Contributions have significant and consistently exceptional impact and value to the department and/or the organization.  Makes unique, often one-time achievements that measurably advance the process towards organizational goals and/or result in major improvements.  Easily recognized as a role model by high-performing peers.  Viewed as an excellent resource to provide expertise, guidance, advice, mentorship, or support to others.  Demonstrates a range of high-level capabilities and actively takes on higher levels of responsibility.

Full/Consistent Impact

Consistently demonstrates meaningful impact through accomplishments and contributions.  This level of impact is reflective of a fully qualified, competent and experienced individual in this role.  Viewed as someone who gets the job done and effectively prioritizes work and produces strong results.  Contributes positively to the overall objective of the department and/or the larger organization.  Achieves valuable accomplishments in several important areas of the job and/or assigned projects.

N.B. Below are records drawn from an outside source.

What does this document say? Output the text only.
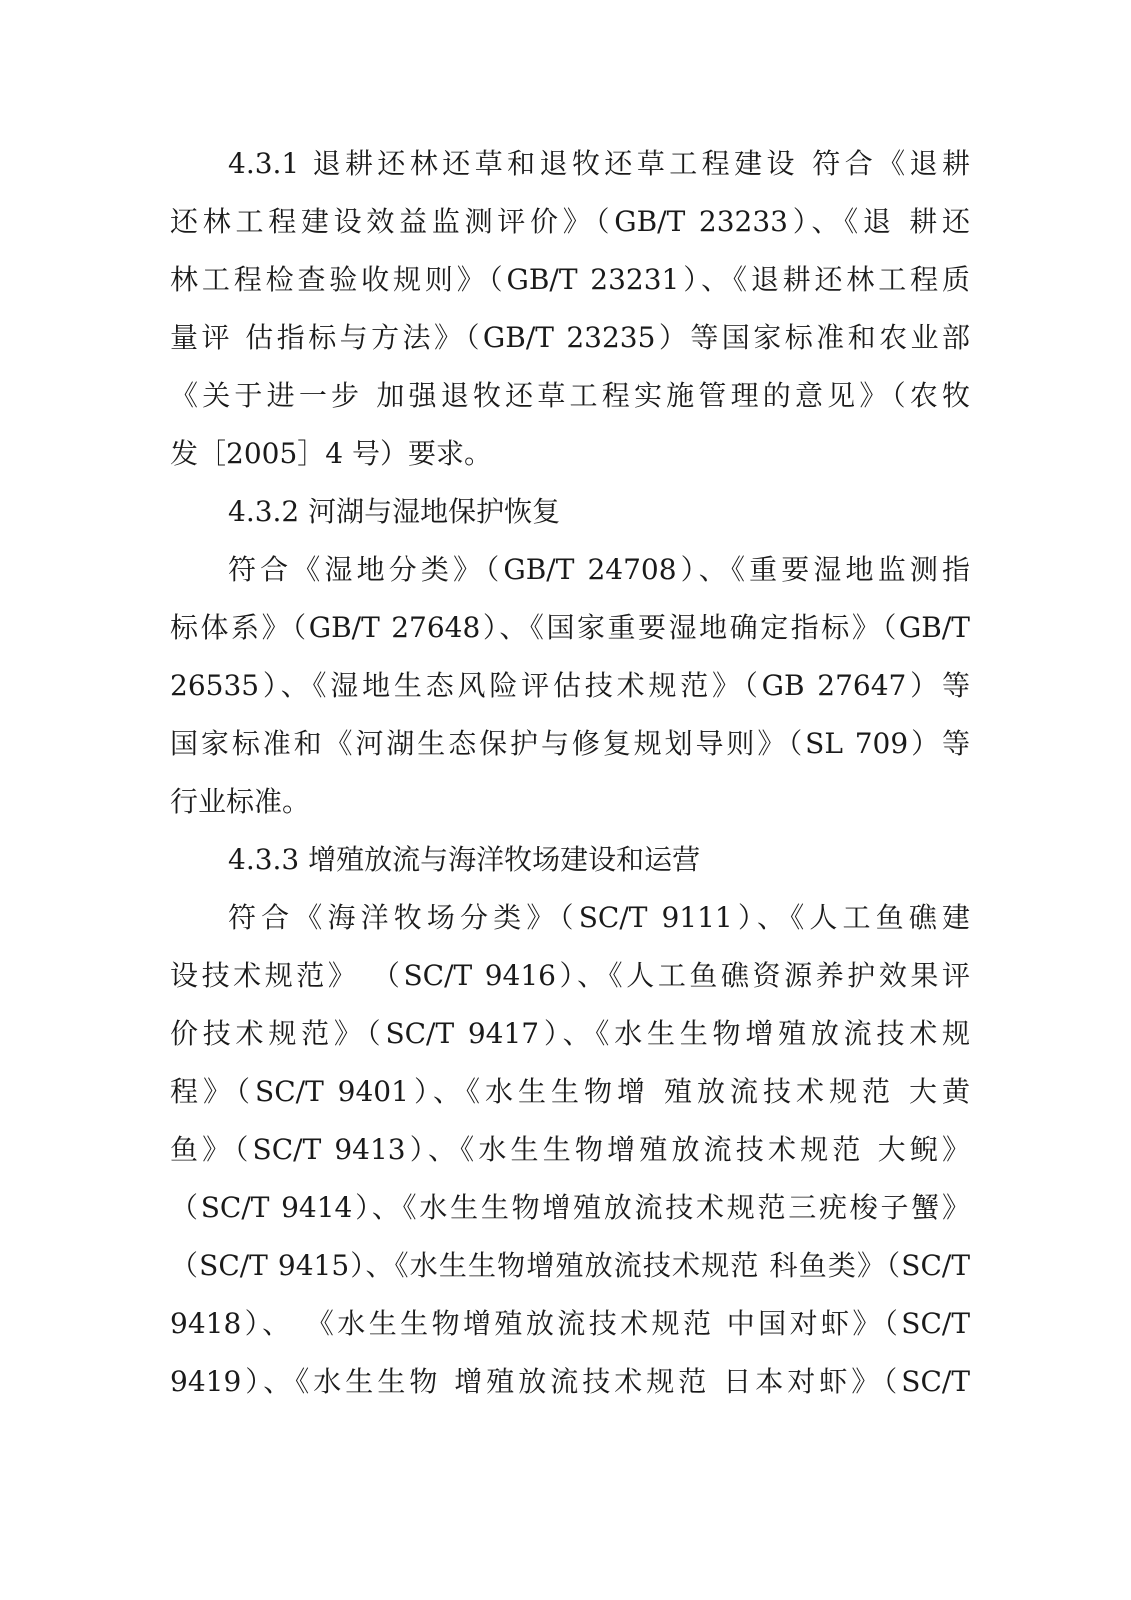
4.3.1 退耕还林还草和退牧还草工程建设 符合《退耕
还林工程建设效益监测评价》（GB/T 23233）、《退 耕还
林工程检查验收规则》（GB/T 23231）、《退耕还林工程质
量评 估指标与方法》（GB/T 23235）等国家标准和农业部
《关于进一步 加强退牧还草工程实施管理的意见》（农牧
发［2005］4 号）要求。
4.3.2 河湖与湿地保护恢复
符合《湿地分类》（GB/T 24708）、《重要湿地监测指
标体系》（GB/T 27648）、《国家重要湿地确定指标》（GB/T
26535）、《湿地生态风险评估技术规范》（GB 27647）等
国家标准和《河湖生态保护与修复规划导则》（SL 709）等
行业标准。
4.3.3 增殖放流与海洋牧场建设和运营
符合《海洋牧场分类》（SC/T 9111）、《人工鱼礁建
设技术规范》 （SC/T 9416）、《人工鱼礁资源养护效果评
价技术规范》（SC/T 9417）、《水生生物增殖放流技术规
程》（SC/T 9401）、《水生生物增 殖放流技术规范 大黄
鱼》（SC/T 9413）、《水生生物增殖放流技术规范 大鲵》
（SC/T 9414）、《水生生物增殖放流技术规范三疣梭子蟹》
（SC/T 9415）、《水生生物增殖放流技术规范 科鱼类》（SC/T
9418）、 《水生生物增殖放流技术规范 中国对虾》（SC/T
9419）、《水生生物 增殖放流技术规范 日本对虾》（SC/T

Needs to gain proficiency and/or productivity in the position to achieve consistent impact.  May achieve some, but not all, goals, Strong or additional knowledge, skills, and abilities need to be demonstrated for consistent success in the role.  This rating is recommended for use when an employee is still coming up-to-speed with their job responsibilities based on limited tenure in the role.

Needs Improvement

The quality of performance is below expectations for the role.  Knowledge, skills, abilities and/or productivity have not been demonstrated at the appropriate levels.